As early as 1978, Auerbach had defined his practice as tied to an intense familiarity with his subjects: "I've got certain attachments to people and places, and it seems to me simply to be less worthwhile to record things to which I'm less attached, since I know about things that nobody else knows about" (the artist interviewed by Catherine Lampert in: Exhibition Catalogue, London, Hayward Gallery, Arts Council, Frank Auerbach, 1978, p.13). Auerbach's weekly routine produces a surprisingly concise annual output of twelve to fifteen finished works, of which roughly two-thirds are portraits. These dynamic and vigorously spontaneous paintings are the surprising result of an arduous process of intense scrutiny and endless erasure. Where Francis Bacon slashed and destroyed innumerable canvases, Auerbach ruthlessly scrapes off the toiled progress of paintings that fail to meet his high expectations; the faint ghosts they leave behind act as the starting point upon which Auerbach begins again almost from scratch.
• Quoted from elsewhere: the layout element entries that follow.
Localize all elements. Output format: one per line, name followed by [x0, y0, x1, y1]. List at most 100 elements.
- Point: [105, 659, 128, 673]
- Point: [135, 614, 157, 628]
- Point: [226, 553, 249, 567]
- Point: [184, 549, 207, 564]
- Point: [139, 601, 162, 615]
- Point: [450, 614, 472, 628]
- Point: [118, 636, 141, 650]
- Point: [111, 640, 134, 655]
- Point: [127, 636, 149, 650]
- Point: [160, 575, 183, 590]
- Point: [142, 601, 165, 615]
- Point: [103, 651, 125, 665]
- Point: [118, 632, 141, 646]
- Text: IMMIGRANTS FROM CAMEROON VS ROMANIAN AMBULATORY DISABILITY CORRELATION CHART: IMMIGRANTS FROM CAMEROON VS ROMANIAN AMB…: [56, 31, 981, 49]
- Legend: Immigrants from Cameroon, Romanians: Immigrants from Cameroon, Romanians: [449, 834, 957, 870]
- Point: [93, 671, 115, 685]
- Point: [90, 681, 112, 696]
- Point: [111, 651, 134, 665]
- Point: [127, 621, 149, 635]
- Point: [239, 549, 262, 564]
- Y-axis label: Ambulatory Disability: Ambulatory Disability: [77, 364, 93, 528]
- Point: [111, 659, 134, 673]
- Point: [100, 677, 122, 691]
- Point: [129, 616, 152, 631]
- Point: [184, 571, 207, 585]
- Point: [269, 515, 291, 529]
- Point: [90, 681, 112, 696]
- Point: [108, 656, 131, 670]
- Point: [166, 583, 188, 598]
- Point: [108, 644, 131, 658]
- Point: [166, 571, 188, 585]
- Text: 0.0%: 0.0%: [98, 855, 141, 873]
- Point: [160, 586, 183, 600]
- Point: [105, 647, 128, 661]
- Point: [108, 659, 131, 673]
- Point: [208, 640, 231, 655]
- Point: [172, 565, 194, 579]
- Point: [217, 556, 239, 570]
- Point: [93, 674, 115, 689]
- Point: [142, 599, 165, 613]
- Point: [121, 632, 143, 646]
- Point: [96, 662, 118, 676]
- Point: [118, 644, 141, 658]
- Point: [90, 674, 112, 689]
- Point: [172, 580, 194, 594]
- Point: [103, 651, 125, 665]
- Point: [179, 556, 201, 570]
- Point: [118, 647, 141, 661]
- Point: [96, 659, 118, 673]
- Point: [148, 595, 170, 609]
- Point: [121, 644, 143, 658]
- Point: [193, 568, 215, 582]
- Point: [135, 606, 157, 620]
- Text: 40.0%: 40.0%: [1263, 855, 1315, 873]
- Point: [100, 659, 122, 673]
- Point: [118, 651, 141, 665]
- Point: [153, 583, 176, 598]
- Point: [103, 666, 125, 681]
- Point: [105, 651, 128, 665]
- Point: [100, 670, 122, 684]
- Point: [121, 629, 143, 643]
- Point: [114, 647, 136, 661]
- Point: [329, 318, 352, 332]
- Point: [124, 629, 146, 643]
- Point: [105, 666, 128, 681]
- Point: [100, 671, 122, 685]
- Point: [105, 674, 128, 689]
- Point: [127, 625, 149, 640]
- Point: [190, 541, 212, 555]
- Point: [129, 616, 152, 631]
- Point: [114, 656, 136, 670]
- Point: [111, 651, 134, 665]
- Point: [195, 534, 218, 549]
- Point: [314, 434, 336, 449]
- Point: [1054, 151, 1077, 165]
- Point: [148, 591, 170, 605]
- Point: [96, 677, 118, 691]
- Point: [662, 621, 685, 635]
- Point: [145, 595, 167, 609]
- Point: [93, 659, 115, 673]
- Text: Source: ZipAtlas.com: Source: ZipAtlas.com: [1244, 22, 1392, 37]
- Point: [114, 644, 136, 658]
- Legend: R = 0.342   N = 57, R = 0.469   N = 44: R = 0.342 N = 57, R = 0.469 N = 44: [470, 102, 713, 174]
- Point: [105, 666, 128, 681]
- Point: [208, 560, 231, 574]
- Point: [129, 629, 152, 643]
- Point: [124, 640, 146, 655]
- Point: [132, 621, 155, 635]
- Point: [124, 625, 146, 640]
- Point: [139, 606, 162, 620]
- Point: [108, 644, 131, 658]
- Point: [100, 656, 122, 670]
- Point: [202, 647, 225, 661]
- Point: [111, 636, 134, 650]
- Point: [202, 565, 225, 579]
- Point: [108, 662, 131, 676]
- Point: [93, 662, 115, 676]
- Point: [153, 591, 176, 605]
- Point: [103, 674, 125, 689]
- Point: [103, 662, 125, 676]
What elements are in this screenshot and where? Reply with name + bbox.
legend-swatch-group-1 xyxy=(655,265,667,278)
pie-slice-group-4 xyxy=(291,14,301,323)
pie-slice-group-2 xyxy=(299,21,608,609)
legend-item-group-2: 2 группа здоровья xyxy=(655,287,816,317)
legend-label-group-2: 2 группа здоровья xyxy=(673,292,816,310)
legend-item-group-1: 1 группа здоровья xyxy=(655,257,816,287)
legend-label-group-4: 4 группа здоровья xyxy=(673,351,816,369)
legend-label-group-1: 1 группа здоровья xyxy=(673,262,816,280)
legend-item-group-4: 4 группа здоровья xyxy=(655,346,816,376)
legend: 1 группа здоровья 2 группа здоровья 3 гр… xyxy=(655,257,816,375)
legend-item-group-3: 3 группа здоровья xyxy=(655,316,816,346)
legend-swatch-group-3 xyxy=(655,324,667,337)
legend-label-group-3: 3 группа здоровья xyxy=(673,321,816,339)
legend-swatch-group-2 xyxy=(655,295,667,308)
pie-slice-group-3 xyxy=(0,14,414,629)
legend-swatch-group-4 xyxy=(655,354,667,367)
Approaching the conditions of a palimpsest, this repetitive yet cumulative process spans months and even years until the final moments of completion, at which Auerbach attains the immediate reality he is ultimately aiming to enshrine in paint. Here, urgently conveying the paroxysmal gestures of these pivotally decisive final moments, Auerbach's Head of David Landau delivers this as a revelation of the immediate fluidity of appearance.